Americans do have different perspectives about the world, based on where they live. Let’s start with a bad example: Midwesterners are isolationist, because they don’t live on an ocean, which would widen their view of the world. Nonsense: they tended to be isolationist because of the high concentration of ethnic Germans, who weren’t eager to shoot Uncle Fritz in either World War.
But that stereotype aside in fact Americans who live in the Southwest view illegal immigration differently from those who live elsewhere. Southerners may have a different view of the Civil War than other fellow citizens. Those in the original thirteen states may have a distinct historical consciousness shaping their view of the country. See How the States Got Their Shapes for the political consequences of States’ boundaries.

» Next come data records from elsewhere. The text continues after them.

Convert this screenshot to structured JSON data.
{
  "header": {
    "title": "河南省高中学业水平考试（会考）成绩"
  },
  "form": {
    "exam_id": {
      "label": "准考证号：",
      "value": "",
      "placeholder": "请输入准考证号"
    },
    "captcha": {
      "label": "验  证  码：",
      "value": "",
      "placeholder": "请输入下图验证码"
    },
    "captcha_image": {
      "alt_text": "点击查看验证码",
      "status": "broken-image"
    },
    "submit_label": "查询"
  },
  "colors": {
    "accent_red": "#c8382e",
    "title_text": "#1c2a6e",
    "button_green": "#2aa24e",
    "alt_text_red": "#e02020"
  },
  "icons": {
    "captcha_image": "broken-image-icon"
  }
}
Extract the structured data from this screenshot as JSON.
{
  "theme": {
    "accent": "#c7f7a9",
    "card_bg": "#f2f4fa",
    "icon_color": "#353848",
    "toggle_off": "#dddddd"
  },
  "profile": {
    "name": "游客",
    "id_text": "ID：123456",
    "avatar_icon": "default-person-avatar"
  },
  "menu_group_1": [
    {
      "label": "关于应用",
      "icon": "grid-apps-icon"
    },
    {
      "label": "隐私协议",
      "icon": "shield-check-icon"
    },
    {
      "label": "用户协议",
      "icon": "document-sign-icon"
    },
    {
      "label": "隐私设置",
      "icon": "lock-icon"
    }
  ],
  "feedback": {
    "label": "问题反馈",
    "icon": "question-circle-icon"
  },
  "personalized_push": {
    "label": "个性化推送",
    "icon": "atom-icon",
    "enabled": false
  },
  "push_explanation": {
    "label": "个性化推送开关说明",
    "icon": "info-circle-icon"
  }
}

In Harvey Mansfield’s edition of Tocqueville’s Democracy in America, there is a map (p. xvi) showing the American continent, Amerique Anglaise. Alaska is labeled as Amerique Russe. (Keep in mind the conclusion of vol. I, where America and Russia represent different futures for the world.) Signs of Russian presence—in forts and churches—can be found throughout the State. Japan occupied some of the Aleutian Islands during World War II. And Alaska is home to our only ground-based ballistic missile defense site.
State history shapes the political consciousness of citizens. Does Alaska’s history inform the political awareness of Alaska’s Governor? The campaign will tell. But the statement “I can see Russia from my house” should not be dismissed out of hand, for it may signify great understanding of America’s place in a dangerous world.